Liens avec la demande d’asile
La protection accordée est temporaire : la durée fixée est actuellement d’un an. Le Conseil peut mettre un terme à cette protection à tout moment et à défaut, la protection est prorogée automatiquement pour deux périodes de six mois. La Commission européenne peut ensuite proposer au Conseil de prolonger pour une nouvelle période d’un an. La période totale de protection ne peut donc pas dépasser trois ans.
C’est l’objectif de cette directive : protéger d’un conflit qui semble temporaire. Une fois que le conflit cesse, les Ukrainiens seront invités à retourner dans leur pays.
Toutefois, ils peuvent prétendre à un statut de réfugié ou de protection subsidiaire dès à présent et donc déposer une demande d’asile, parallèlement à leur protection temporaire, au même titre que toute personne exilée. Si une protection internationale leur est accordée, ils pourront se maintenir en France à l’issue de la période de protection temporaire.
Un aspect n’est pas précisé dans la directive ni dans l’instruction française : que se passe-t-il si un Ukrainien retourne dans son pays après avoir reçu la protection temporaire, par exemple pour y rechercher de la famille ? En droit d’asile, un retour volontaire dans le pays d’origine a pour conséquence le retrait de la protection, puisque la personne concernée semble ne plus craindre de persécutions à son encontre.
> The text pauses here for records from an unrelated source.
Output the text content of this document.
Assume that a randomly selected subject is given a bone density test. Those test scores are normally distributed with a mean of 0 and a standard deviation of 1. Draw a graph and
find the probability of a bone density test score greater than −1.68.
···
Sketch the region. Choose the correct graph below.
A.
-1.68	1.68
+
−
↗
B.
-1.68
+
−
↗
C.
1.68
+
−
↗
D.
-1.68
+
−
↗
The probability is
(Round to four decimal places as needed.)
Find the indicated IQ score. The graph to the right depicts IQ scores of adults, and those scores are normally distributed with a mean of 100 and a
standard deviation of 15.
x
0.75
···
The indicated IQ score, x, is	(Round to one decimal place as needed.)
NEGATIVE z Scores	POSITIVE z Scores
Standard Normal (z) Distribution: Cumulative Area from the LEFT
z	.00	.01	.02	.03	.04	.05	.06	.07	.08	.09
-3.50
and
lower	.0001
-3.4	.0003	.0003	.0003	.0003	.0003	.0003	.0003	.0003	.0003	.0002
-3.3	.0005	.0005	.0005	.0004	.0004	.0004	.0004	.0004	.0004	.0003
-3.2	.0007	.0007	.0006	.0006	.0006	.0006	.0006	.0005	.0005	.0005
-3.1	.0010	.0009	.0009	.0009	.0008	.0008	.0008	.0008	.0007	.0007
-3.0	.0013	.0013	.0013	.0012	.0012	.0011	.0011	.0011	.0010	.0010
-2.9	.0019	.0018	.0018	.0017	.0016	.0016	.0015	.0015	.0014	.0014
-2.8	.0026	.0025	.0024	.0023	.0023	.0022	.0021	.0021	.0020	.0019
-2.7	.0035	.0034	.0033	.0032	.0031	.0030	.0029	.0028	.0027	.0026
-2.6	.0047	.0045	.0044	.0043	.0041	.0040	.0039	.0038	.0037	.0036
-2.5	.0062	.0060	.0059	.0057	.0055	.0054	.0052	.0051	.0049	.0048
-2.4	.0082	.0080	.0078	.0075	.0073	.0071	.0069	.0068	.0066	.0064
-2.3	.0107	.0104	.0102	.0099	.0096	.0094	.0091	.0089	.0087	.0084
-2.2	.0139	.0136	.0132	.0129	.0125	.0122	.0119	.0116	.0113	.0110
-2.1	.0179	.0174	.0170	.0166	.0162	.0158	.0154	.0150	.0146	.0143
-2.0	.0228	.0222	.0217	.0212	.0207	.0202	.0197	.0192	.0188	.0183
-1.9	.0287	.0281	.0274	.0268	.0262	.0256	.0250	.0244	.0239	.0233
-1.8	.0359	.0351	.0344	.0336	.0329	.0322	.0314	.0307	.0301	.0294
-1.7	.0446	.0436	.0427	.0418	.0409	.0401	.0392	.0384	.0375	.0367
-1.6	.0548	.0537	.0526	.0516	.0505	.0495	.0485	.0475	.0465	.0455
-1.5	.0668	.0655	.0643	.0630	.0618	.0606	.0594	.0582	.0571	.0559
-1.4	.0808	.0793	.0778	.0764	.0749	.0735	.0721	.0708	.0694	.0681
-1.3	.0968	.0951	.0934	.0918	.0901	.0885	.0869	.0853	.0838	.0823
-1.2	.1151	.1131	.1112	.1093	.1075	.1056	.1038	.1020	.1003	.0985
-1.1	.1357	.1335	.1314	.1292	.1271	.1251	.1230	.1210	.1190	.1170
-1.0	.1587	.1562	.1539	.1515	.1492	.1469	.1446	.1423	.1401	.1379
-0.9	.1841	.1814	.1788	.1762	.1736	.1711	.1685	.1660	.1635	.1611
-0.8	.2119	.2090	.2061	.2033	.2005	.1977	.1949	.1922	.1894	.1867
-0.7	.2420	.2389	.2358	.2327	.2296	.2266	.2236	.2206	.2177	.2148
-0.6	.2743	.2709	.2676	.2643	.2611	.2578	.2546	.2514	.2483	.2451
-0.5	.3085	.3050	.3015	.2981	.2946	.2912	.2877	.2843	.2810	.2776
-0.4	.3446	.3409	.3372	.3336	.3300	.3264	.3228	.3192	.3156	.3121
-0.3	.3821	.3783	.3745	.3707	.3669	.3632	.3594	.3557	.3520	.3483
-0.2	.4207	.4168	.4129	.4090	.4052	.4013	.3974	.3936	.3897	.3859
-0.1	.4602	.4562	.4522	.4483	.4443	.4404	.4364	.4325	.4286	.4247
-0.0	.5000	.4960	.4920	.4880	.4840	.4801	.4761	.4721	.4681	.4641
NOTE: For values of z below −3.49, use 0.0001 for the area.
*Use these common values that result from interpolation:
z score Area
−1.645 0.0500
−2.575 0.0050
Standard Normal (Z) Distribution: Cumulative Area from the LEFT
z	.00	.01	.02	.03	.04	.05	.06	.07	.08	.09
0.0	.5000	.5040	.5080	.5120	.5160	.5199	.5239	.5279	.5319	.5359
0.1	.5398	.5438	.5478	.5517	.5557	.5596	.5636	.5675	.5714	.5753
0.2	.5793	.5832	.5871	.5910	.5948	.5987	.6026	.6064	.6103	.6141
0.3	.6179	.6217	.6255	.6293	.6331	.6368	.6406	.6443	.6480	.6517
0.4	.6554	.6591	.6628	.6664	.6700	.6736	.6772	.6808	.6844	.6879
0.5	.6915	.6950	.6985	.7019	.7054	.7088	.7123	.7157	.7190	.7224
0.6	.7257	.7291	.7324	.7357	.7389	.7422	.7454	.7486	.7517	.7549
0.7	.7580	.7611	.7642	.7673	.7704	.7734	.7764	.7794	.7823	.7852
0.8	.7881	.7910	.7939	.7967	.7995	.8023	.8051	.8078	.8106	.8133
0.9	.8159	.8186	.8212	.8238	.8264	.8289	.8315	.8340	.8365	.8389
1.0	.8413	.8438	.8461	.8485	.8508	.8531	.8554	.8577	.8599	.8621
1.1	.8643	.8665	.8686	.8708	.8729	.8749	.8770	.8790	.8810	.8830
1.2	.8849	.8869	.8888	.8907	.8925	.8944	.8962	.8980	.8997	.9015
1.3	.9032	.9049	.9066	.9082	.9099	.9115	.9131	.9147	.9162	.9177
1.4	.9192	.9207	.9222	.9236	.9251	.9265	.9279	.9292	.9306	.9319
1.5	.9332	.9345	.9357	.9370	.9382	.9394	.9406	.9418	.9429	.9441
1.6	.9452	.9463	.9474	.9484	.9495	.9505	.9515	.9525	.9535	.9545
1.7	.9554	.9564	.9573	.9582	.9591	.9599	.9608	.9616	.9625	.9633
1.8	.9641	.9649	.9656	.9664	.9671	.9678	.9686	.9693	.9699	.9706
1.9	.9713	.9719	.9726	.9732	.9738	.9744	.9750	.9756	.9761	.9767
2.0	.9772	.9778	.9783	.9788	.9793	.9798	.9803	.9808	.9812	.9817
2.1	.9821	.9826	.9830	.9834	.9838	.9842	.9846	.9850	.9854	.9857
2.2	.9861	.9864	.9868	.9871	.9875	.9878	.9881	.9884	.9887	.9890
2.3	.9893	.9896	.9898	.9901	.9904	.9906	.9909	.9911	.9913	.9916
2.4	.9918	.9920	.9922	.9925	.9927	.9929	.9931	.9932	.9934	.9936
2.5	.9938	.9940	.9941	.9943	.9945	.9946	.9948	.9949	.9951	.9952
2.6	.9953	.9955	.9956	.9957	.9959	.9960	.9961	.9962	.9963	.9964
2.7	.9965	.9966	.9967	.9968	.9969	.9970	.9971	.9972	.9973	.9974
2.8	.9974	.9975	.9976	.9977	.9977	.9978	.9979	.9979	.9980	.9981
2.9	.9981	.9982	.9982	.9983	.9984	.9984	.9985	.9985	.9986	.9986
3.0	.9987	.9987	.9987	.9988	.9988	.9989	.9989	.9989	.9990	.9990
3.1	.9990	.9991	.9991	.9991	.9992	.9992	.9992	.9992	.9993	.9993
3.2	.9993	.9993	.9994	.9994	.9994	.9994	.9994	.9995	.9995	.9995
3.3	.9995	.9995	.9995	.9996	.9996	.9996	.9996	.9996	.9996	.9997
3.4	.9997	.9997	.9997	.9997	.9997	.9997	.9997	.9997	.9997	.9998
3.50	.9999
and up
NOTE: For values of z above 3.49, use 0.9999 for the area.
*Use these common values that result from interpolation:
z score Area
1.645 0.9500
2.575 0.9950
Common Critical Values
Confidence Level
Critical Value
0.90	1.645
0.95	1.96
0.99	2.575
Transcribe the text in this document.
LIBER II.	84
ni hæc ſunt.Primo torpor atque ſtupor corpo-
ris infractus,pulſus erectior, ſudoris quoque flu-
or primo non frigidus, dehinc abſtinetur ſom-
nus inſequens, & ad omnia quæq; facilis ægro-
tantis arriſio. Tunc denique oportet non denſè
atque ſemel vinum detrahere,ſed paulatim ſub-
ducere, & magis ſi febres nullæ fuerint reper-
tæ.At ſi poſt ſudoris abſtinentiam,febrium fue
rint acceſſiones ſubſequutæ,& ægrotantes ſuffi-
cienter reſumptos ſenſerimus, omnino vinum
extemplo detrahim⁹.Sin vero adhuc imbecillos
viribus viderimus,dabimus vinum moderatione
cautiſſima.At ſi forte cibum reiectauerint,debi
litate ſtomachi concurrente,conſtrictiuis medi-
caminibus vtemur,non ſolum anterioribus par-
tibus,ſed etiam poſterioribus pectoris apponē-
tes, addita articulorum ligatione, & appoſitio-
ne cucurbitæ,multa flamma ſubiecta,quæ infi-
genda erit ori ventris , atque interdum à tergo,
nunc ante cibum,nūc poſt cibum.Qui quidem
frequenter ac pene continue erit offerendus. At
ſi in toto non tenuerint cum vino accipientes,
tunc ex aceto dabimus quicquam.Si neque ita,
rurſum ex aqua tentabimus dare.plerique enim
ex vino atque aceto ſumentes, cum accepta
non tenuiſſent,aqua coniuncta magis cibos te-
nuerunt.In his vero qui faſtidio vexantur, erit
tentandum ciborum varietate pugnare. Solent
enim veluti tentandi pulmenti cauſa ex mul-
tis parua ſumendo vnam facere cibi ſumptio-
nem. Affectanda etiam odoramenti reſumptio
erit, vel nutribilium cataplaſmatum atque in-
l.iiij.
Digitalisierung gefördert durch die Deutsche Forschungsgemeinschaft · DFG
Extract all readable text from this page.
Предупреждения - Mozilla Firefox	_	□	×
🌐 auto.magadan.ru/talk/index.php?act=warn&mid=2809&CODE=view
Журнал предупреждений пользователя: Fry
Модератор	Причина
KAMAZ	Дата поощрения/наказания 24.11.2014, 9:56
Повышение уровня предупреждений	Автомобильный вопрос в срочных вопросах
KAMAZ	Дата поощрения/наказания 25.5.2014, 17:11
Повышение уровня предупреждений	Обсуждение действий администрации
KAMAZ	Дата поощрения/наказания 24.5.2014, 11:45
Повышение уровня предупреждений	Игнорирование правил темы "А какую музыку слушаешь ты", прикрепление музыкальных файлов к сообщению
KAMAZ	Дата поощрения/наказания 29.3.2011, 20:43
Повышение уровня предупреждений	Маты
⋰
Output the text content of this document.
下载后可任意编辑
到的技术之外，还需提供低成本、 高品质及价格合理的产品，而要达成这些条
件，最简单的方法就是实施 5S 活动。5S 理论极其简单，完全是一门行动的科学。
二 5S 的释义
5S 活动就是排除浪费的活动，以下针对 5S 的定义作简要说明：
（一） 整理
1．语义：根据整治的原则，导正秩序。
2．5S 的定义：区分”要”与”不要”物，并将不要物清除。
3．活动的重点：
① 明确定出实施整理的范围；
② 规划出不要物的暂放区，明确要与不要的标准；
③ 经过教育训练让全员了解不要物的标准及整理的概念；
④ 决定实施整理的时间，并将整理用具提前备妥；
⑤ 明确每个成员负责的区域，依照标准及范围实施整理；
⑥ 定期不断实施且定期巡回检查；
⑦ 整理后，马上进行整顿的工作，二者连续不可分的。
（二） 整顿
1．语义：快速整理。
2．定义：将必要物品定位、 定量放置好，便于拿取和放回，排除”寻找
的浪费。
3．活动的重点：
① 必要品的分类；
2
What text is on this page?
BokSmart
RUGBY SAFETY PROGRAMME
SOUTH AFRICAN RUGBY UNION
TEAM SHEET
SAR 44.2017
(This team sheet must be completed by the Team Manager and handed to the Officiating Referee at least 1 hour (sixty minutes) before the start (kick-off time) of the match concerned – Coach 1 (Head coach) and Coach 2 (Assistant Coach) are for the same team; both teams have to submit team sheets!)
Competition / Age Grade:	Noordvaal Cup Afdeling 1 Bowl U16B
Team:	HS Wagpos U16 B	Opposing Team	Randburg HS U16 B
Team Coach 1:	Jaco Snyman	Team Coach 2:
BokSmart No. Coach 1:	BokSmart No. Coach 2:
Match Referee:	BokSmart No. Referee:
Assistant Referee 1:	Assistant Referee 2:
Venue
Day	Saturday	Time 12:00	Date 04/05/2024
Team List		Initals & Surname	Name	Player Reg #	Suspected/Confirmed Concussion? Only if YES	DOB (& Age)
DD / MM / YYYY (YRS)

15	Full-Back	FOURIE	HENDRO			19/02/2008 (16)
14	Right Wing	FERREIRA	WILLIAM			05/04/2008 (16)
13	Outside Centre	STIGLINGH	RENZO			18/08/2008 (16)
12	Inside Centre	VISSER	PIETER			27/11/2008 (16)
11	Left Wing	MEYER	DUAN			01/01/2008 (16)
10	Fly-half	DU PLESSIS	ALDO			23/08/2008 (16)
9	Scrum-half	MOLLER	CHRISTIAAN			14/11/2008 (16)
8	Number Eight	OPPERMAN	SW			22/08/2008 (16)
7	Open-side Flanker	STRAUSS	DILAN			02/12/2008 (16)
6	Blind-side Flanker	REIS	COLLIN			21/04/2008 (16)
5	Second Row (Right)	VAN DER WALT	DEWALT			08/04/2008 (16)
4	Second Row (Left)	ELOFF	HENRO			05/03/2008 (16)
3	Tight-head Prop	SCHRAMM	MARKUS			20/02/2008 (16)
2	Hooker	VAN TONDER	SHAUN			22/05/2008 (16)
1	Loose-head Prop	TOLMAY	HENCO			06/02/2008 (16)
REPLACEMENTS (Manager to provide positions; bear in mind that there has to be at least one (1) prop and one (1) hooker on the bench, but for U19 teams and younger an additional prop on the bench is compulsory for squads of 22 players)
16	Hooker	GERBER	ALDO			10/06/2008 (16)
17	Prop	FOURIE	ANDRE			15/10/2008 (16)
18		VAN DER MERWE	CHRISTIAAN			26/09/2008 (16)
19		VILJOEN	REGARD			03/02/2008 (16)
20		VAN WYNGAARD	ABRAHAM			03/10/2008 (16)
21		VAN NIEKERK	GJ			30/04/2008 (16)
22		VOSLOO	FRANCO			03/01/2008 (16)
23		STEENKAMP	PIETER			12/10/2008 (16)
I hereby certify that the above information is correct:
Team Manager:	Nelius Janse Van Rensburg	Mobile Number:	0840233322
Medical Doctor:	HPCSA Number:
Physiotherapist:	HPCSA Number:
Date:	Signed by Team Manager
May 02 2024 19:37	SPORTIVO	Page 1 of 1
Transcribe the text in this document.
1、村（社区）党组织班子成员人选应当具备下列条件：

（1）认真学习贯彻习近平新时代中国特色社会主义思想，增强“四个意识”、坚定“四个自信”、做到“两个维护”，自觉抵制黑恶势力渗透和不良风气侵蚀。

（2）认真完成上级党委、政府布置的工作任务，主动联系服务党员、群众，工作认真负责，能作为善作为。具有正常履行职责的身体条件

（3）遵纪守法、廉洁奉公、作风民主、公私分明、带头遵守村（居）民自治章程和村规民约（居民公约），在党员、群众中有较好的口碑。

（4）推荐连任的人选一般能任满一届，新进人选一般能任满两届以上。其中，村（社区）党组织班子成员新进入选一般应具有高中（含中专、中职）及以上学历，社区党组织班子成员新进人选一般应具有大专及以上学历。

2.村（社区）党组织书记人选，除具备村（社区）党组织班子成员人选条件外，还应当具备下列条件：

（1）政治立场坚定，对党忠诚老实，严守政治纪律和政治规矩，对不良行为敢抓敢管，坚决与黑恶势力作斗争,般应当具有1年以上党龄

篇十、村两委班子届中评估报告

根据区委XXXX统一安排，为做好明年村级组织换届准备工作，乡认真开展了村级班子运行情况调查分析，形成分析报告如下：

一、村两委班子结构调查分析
Le cas de la protection temporaire est différent mais ce point interroge en pratique. L’instruction indique que la Direction générale des étrangers en France peut fournir des informations en cas de difficultés particulières.
Une protection temporaire quasi-automatique
La protection temporaire répondant à l’arrivée d’un « afflux massif », elle laisse penser que la protection est automatique. Toutefois, tant la directive que l’instruction mentionnent la possibilité d’exclure des personnes qui seraient indignes de la protection temporaire. La liste des motifs d’exclusion est prévue dans les textes, figurent ainsi la commission de crimes graves ou encore si la personne constitue une menace pour l’ordre public, la sécurité publique ou la sûreté de l’État.
Ces motifs d’exclusion sont également prévus pour une personne qui demande l’asile, une personne qui remplit les critères de protection peut s’en voir privé en raison d’un comportement indigne. En revanche, cette exclusion peut faire l’objet d’un appel devant la Cour nationale du droit d’asile, ce qui n’apparaît pas dans l’instruction du 10 mars 2022. De plus, l’exclusion d’un demandeur d’asile a pour conséquence de rendre impossible le refoulement vers son pays d’origine. En effet, avant d’être exclu il a été reconnu qu’il remplissait les critères pour bénéficier de l’asile – sinon il suffit de rejeter la demande – ce qui implique qu’il est susceptible de subir des persécutions dans son pays d’origine. La Cour européenne des droits de l’homme rappelle régulièrement que les États violent l’article 3 de la Convention lorsqu’ils renvoient une personne dans un pays où elle est susceptible de subir un traitement inhumain et dégradant.
Or dans l’instruction du 10 mars, il est prévu que les personnes exclues de la protection temporaire fassent l’objet d’une OQTF (Obligation de quitter le territoire français). Cet aspect ne semble pas cohérent, d’autant que la mesure doit obligatoirement désigner le pays de renvoi, en l’occurrence l’Ukraine.